Le llueven los alumnos porque Boria es mejor que cualquier académico. A sus clases llega Katia, quien a sus 17 años se convertirá en la mujer de su vida. Pero nada es fácil para Boria, que causa “repugnancia” al padre de Katia, un prestigioso médico bacteriólogo. La quinta esquina es una historia de amor clandestina. Boria va de visita a la casa de Katia cuando se casa con quien es también su amigo. Huésped en la habitación contigua, escucha –como imponiéndose una tortura– la respiración acompasada del matrimonio. Hasta que veinte años después, detienen a Katia, que muere a los pocos días en prisión, al igual que había hecho su padre luego de iniciar una huelga de hambre. Estamos en plena barbarie stalinista.

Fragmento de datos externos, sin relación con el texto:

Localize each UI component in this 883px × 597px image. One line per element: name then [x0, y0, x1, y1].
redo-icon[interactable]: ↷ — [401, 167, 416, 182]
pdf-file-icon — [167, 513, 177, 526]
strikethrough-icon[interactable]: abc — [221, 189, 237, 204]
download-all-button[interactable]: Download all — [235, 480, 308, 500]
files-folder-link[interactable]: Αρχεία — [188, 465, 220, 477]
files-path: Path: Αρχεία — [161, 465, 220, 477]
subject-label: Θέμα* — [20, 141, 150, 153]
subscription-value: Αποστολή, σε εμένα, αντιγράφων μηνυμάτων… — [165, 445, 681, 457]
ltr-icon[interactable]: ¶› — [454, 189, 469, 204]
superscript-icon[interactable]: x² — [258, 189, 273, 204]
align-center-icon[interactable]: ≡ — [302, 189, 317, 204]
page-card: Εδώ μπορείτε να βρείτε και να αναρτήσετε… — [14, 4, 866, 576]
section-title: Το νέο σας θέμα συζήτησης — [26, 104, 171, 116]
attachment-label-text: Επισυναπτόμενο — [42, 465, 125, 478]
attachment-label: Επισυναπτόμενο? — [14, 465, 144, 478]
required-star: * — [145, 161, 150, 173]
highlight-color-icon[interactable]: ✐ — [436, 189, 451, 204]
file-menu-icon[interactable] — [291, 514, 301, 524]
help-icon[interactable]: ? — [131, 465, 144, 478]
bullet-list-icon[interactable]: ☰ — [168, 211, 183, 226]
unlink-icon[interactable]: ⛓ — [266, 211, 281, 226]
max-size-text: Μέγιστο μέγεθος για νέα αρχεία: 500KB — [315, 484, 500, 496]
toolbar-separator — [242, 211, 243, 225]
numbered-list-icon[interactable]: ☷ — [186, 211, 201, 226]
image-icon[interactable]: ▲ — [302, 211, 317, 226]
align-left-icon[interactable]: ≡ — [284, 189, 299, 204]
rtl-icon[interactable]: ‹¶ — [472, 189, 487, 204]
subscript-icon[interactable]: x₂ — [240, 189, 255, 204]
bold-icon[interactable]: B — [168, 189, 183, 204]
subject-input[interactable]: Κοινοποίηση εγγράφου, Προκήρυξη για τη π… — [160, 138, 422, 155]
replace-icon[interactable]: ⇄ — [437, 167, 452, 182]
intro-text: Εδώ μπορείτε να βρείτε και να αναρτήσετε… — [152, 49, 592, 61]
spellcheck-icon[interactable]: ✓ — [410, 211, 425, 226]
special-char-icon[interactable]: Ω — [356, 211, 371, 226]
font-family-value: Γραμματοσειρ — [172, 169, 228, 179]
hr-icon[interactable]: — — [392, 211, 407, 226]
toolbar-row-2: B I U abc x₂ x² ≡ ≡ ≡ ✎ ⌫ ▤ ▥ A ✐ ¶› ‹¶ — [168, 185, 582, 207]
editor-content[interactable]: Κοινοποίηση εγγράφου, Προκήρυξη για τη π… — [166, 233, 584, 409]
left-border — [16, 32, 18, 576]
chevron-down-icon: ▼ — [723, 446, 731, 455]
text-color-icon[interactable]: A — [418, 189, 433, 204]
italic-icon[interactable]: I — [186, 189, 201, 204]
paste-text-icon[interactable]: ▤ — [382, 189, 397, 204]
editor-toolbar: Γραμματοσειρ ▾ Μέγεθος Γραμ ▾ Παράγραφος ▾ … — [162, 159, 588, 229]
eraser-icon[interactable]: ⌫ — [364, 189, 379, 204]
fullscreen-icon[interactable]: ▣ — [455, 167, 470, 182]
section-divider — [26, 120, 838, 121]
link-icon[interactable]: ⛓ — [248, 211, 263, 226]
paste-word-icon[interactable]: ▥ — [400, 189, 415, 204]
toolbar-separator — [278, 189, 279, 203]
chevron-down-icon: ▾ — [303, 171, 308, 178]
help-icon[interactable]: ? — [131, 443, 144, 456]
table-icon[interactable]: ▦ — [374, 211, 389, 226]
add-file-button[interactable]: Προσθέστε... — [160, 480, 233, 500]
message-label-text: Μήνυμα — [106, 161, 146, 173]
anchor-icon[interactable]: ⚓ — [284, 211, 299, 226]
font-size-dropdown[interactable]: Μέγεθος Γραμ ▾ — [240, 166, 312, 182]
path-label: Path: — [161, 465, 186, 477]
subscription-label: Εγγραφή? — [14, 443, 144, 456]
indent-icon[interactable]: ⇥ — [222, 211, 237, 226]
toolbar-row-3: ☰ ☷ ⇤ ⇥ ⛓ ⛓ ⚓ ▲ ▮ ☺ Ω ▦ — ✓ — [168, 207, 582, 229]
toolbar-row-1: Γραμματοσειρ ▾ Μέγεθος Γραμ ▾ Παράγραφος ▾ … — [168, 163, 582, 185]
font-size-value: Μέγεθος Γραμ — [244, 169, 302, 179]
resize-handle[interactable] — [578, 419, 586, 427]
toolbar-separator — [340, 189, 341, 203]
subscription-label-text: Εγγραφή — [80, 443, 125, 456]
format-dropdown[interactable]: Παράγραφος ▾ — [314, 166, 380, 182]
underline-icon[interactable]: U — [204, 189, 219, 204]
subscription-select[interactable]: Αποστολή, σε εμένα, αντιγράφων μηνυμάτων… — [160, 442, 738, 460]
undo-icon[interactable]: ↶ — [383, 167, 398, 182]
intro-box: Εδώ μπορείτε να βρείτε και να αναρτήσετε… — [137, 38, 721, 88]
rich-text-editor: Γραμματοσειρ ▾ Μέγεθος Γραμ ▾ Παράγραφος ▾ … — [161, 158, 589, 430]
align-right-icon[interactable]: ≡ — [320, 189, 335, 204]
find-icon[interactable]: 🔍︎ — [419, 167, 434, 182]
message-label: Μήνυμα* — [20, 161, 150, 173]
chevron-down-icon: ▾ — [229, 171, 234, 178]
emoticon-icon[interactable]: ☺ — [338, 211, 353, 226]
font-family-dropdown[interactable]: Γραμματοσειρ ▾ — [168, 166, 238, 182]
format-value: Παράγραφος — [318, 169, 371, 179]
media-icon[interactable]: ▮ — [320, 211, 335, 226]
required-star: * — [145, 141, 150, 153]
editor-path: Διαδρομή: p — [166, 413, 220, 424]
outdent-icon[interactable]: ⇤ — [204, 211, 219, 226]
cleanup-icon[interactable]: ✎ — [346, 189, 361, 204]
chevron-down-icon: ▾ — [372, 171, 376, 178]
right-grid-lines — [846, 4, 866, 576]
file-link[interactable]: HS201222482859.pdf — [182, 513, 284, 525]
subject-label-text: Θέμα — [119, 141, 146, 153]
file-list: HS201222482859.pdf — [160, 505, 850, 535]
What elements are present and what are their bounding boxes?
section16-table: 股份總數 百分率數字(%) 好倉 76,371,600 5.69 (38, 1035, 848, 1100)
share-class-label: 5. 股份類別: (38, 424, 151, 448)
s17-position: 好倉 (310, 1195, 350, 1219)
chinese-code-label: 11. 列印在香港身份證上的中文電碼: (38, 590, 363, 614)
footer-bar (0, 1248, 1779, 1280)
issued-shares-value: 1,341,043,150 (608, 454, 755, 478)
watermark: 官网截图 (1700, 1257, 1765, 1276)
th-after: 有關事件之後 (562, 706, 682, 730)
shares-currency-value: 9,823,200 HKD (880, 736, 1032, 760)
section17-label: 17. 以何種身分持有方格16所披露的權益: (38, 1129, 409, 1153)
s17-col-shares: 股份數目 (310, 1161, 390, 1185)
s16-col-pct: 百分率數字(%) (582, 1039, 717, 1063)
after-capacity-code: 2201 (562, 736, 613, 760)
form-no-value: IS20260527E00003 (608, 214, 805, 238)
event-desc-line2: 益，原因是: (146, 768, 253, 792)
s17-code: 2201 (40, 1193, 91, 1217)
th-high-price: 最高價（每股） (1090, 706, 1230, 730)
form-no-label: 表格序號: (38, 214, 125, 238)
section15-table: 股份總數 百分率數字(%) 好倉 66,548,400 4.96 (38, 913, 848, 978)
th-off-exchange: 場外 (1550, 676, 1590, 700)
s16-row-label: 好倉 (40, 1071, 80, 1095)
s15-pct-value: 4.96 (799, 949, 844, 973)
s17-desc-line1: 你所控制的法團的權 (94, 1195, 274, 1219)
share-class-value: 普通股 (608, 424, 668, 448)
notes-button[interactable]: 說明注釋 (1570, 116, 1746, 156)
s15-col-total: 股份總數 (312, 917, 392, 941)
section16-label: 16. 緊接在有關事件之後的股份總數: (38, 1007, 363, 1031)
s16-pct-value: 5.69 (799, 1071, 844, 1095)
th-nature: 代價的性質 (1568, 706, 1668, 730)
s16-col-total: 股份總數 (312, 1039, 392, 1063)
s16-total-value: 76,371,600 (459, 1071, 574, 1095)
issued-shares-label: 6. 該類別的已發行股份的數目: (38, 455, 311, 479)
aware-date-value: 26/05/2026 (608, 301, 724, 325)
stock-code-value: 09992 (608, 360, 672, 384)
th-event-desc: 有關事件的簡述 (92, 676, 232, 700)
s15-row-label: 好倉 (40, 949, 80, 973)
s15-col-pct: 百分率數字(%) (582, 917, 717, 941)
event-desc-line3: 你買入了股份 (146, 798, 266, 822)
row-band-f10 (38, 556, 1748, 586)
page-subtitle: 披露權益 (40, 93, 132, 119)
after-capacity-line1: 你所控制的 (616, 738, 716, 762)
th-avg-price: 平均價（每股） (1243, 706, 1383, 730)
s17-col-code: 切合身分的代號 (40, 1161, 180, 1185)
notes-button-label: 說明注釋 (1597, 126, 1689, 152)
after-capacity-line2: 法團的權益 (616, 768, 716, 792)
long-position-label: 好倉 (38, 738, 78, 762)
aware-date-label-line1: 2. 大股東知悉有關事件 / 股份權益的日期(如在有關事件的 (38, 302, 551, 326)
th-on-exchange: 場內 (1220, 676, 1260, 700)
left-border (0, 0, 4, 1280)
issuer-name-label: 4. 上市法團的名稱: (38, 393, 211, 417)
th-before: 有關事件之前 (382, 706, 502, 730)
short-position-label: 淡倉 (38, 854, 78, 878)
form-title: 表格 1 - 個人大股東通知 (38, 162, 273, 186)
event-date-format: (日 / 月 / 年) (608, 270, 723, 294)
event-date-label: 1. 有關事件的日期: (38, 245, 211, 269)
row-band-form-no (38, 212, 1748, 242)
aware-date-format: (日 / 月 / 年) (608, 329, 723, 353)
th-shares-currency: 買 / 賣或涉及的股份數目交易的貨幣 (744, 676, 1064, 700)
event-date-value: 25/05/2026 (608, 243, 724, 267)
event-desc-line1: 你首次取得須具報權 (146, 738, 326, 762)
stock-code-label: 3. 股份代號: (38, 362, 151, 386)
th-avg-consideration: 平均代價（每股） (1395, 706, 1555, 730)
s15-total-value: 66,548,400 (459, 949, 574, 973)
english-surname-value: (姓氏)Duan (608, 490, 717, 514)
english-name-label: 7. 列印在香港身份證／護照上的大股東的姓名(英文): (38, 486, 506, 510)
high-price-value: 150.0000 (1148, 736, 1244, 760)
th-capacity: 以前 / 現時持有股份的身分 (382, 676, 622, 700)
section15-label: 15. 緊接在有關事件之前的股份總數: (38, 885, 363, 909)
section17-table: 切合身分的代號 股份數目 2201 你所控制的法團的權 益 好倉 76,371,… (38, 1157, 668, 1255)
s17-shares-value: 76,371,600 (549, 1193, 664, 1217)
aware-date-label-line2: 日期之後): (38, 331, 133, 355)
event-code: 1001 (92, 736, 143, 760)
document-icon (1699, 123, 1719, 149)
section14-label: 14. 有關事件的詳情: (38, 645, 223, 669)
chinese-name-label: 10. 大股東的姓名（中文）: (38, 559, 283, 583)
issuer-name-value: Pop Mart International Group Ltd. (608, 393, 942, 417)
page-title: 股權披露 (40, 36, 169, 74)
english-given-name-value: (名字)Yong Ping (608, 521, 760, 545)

La quinta esquina se llamaba al sistema de tortura de los verdugos de la KGB en el que obligaban al detenido a buscar la quinta esquina de una habitación. “¿Qué estaba haciendo yo cuando Katia buscaba la quinta esquina en una habitación cuadrada? Quizás yo estaba riendo.” Y aquí lo medular de la obra de Métter: la responsabilidad individual frente a lo miserable de la vida política. “La gente sometida a un régimen totalitario aprende a hacer algo terrible, justificar para sí misma lo ocurrido”. Con terror y repugnancia se delatan entre los amigos. “La sospecha de todos contra todos se arraigaba en el cerebro, irradiaba los genes, cambiando su código; la sospecha ya era hereditaria. Impregnados de ese veneno que habría vuelto loco a un animal, los seres humanos continuaban viviendo con normalidad.”
Y lo peor: cuando la cultura y el arte se ponen del lado de la denuncia y pasan a ser una forma de intervención pública. Una de las mejores escenas del libro transcurre en un encuentro literario donde homenajean a un gran poeta admirado por el circuito intelectual. Cuando irrumpe un representante de la censura, “un hombre gordo, de rostro redondo y bigotes de dandi, que camina con irritación delante de ellos y dice sus repugnantes y groseras estupideces”. La sala llena de artistas y escritores permanece en silencio, incluso algunos se pliegan a lo que se opina. “A partir de esa noche, para mí, se perdió la lógica sana de la vida”, dice Boria. “¿Cómo era posible que las personas hicieran suyo un punto de vista ajeno, absurdo y cruel? Hay que tener una opinión muy fea acerca de la humanidad para imaginarla capaz de perpetuar voluntariamente, una infamia.”